C’est ainsi qu’apparaissent de nombreux paradoxes chez Gide, qui sont ses propres dilemmes cornéliens, avec lesquels il ne peut s’empêcher de jouer : « Suivre sa pente, pourvu que ce soit en montant », affirme-t-il.
À cet effort de sincérité totale, Gide a ajouté une application particulière à l’écriture et à la composition romanesque. C’est par la grâce de sa prose, le refus des ornements et du superflu, l’abandon de ses trop grands penchants symbolistes, l’usage d’un vocabulaire étudié, la confection d’une syntaxe en rupture, la somme d’érudition que contiennent ses publications, que Gide a pu aussi se faire une place dans le Panthéon de la littérature française et qu’il est aujourd’hui considéré comme un « classique ».
Dans Les Nourritures terrestres, que l’on peut considérer comme la première grande œuvre de Gide (publiée en 1897), on découvre le point de départ lyrique du gidisme : l’écrivain inquiet y est prêt, déjà, à se confier sur l’épiphanie qu’a été pour lui son premier séjour en Tunisie. On y lit la véhémence de Gide pour la vie, dont il semble seulement découvrir la densité : « Nathanaël, je t’enseignerai la ferveur… Une existence pathétique, Nathanaël, plutôt que la tranquillité… Il faut Nathanaël que tu brûles en toi tous les livres… Jusqu’où mon désir peut s’étendre, là j’irai… nathanaël, je ne crois plus au péché… Nathanaël, je t’enseignerai que toutes choses sont divinement naturelles… Nathanaël, ne distingue pas Dieu de ton bonheur. »
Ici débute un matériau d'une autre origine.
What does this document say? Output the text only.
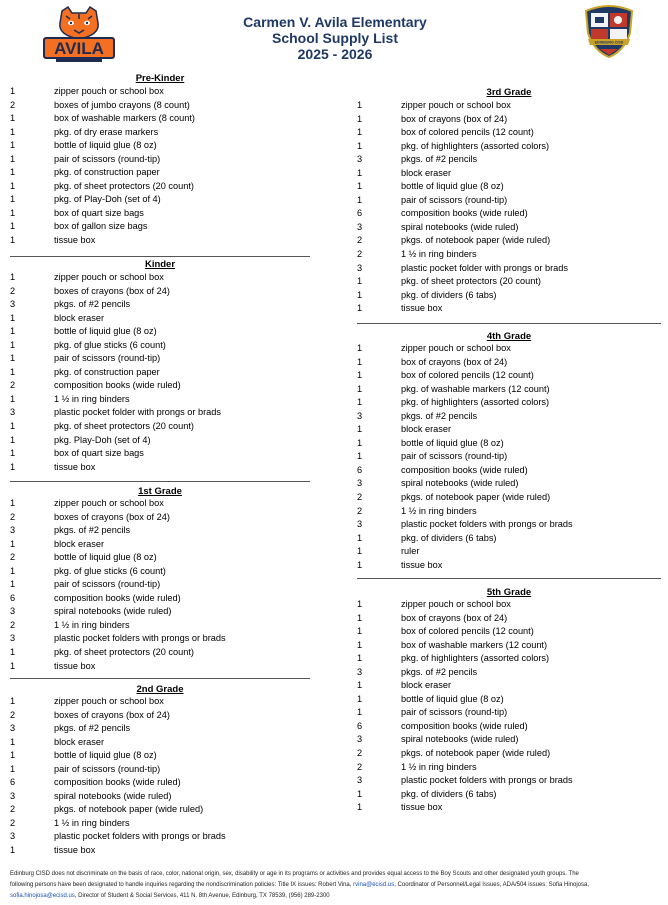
AVILA
Carmen V. Avila Elementary
School Supply List
2025 - 2026
EDINBURG CISD
Pre-Kinder
1	zipper pouch or school box
2	boxes of jumbo crayons (8 count)
1	box of washable markers (8 count)
1	pkg. of dry erase markers
1	bottle of liquid glue (8 oz)
1	pair of scissors (round-tip)
1	pkg. of construction paper
1	pkg. of sheet protectors (20 count)
1	pkg. of Play-Doh (set of 4)
1	box of quart size bags
1	box of gallon size bags
1	tissue box
Kinder
1	zipper pouch or school box
2	boxes of crayons (box of 24)
3	pkgs. of #2 pencils
1	block eraser
1	bottle of liquid glue (8 oz)
1	pkg. of glue sticks (6 count)
1	pair of scissors (round-tip)
1	pkg. of construction paper
2	composition books (wide ruled)
1	1 ½ in ring binders
3	plastic pocket folder with prongs or brads
1	pkg. of sheet protectors (20 count)
1	pkg. Play-Doh (set of 4)
1	box of quart size bags
1	tissue box
1st Grade
1	zipper pouch or school box
2	boxes of crayons (box of 24)
3	pkgs. of #2 pencils
1	block eraser
2	bottle of liquid glue (8 oz)
1	pkg. of glue sticks (6 count)
1	pair of scissors (round-tip)
6	composition books (wide ruled)
3	spiral notebooks (wide ruled)
2	1 ½ in ring binders
3	plastic pocket folders with prongs or brads
1	pkg. of sheet protectors (20 count)
1	tissue box
2nd Grade
1	zipper pouch or school box
2	boxes of crayons (box of 24)
3	pkgs. of #2 pencils
1	block eraser
1	bottle of liquid glue (8 oz)
1	pair of scissors (round-tip)
6	composition books (wide ruled)
3	spiral notebooks (wide ruled)
2	pkgs. of notebook paper (wide ruled)
2	1 ½ in ring binders
3	plastic pocket folders with prongs or brads
1	tissue box
3rd Grade
1	zipper pouch or school box
1	box of crayons (box of 24)
1	box of colored pencils (12 count)
1	pkg. of highlighters (assorted colors)
3	pkgs. of #2 pencils
1	block eraser
1	bottle of liquid glue (8 oz)
1	pair of scissors (round-tip)
6	composition books (wide ruled)
3	spiral notebooks (wide ruled)
2	pkgs. of notebook paper (wide ruled)
2	1 ½ in ring binders
3	plastic pocket folder with prongs or brads
1	pkg. of sheet protectors (20 count)
1	pkg. of dividers (6 tabs)
1	tissue box
4th Grade
1	zipper pouch or school box
1	box of crayons (box of 24)
1	box of colored pencils (12 count)
1	pkg. of washable markers (12 count)
1	pkg. of highlighters (assorted colors)
3	pkgs. of #2 pencils
1	block eraser
1	bottle of liquid glue (8 oz)
1	pair of scissors (round-tip)
6	composition books (wide ruled)
3	spiral notebooks (wide ruled)
2	pkgs. of notebook paper (wide ruled)
2	1 ½ in ring binders
3	plastic pocket folders with prongs or brads
1	pkg. of dividers (6 tabs)
1	ruler
1	tissue box
5th Grade
1	zipper pouch or school box
1	box of crayons (box of 24)
1	box of colored pencils (12 count)
1	box of washable markers (12 count)
1	pkg. of highlighters (assorted colors)
3	pkgs. of #2 pencils
1	block eraser
1	bottle of liquid glue (8 oz)
1	pair of scissors (round-tip)
6	composition books (wide ruled)
3	spiral notebooks (wide ruled)
2	pkgs. of notebook paper (wide ruled)
2	1 ½ in ring binders
3	plastic pocket folders with prongs or brads
1	pkg. of dividers (6 tabs)
1	tissue box
Edinburg CISD does not discriminate on the basis of race, color, national origin, sex, disability or age in its programs or activities and provides equal access to the Boy Scouts and other designated youth groups. The
following persons have been designated to handle inquiries regarding the nondiscrimination policies: Title IX issues: Robert Vina, rvina@ecisd.us, Coordinator of Personnel/Legal Issues, ADA/504 issues: Sofia Hinojosa,
sofia.hinojosa@ecisd.us, Director of Student & Social Services, 411 N. 8th Avenue, Edinburg, TX 78539, (956) 289-2300
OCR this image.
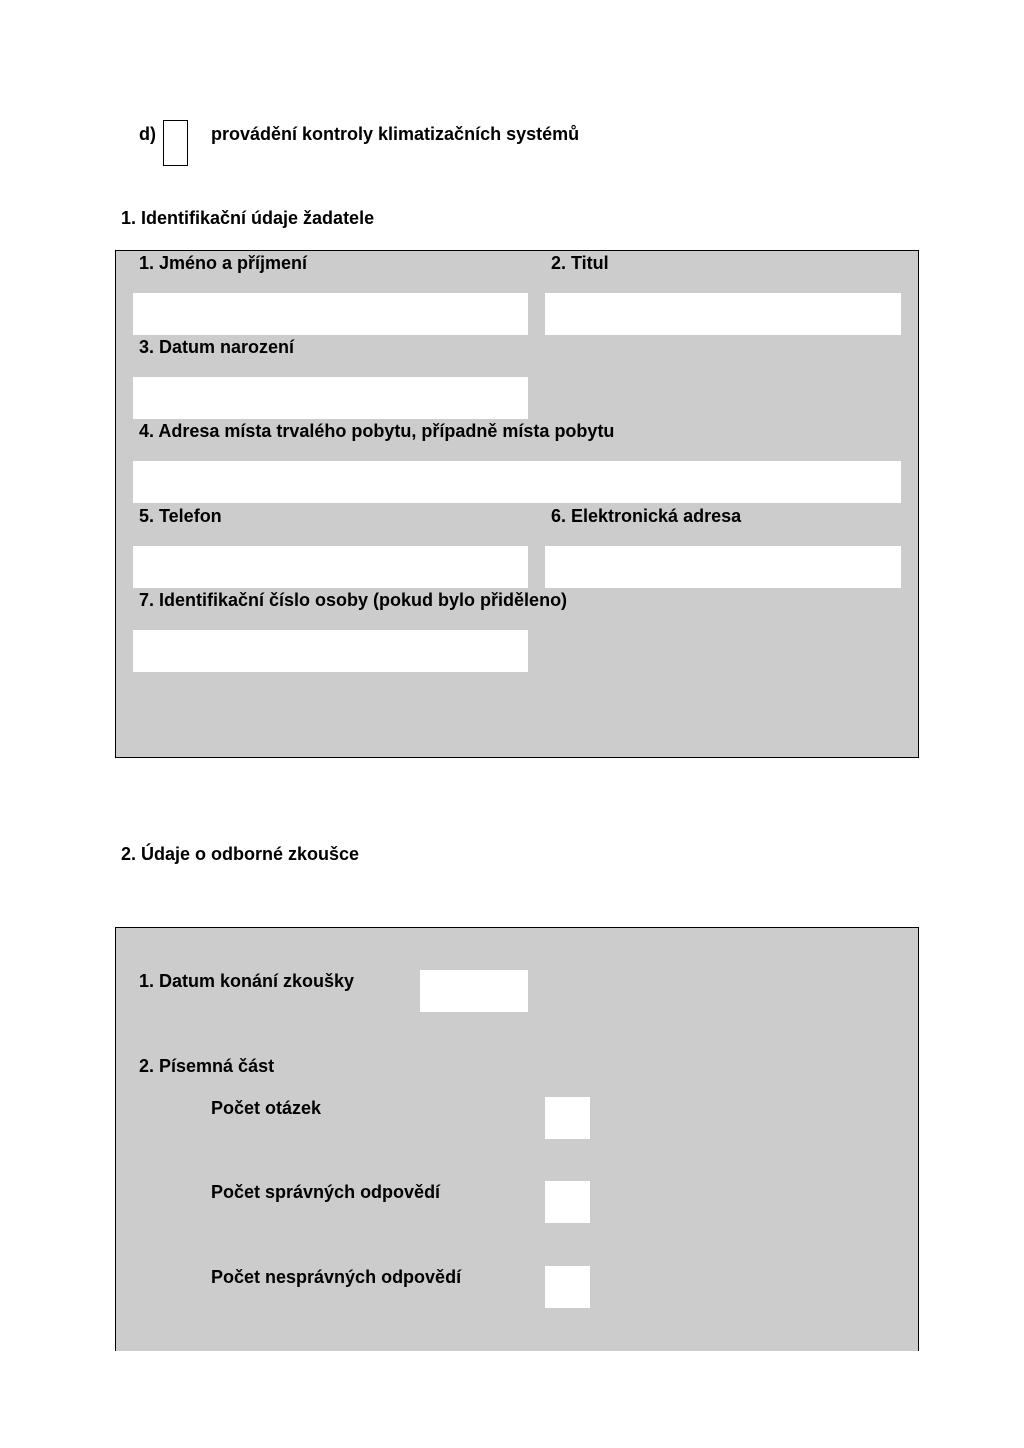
d)	provádění kontroly klimatizačních systémů
1. Identifikační údaje žadatele
1. Jméno a příjmení	2. Titul
3. Datum narození
4. Adresa místa trvalého pobytu, případně místa pobytu
5. Telefon	6. Elektronická adresa
7. Identifikační číslo osoby (pokud bylo přiděleno)
2. Údaje o odborné zkoušce
1. Datum konání zkoušky
2. Písemná část
Počet otázek
Počet správných odpovědí
Počet nesprávných odpovědí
L’appétit jamais assouvi tant spirituel que charnel, l’exhibition de désirs stigmatisants (voire interdits) et la ferveur mise dans la recherche du soi, de ce qui définit le rapport à l’autre, réflexion poussée jusqu’aux limites de l’acceptable, sont des thèmes présents et travaillés dans chacune des grandes œuvre de Gide. Ainsi, le renoncement de Jérôme dans La Porte étroite, ainsi l’acte gratuit de Lafcadio, personnage des Caves du Vatican, ainsi les intrications des Faux-Monnayeurs…
Les Faux-Monnayeurs, considéré comme le seul véritable roman de Gide, à en croire ses propres mots, constitue le sommet de l’art gidien. Par cette œuvre dans laquelle la narration est mise en abyme et les voix ne cessent de s’entremêler, Gide a voulu toucher à l’essence pure du roman. « J’ai eu soin de n’indiquer que le significatif, le décisif, l’indispensable », commente-t-il.
En effet, l’écrivain a pris soin de gommer au maximum les traits physiques, les paysages trop, permettant une forme d’ambiguïté entre la réalité des événements et la réalité des sentiments. Ce « roman d’un roman » (formule utilisée par le romancier Édouard dans le livre) livre enfin une réflexion nécessaire pour l’époque (puisqu’elle annonce le nouveau roman) sur la composition romanesque : là où le roman revêt un intérêt, ce n’est pas dans le récit qu’il livre (puisque dans sa volonté de s’imposer comme vérité, il échoue toujours), mais dans les techniques et les procédés mis en oeuvre pour atteindre ce but. Comme l’affirme Gide lui-même : « C’est là le sujet principal, le centre nouveau qui désaxe le récit et l’entraîne vers l’imaginatif ».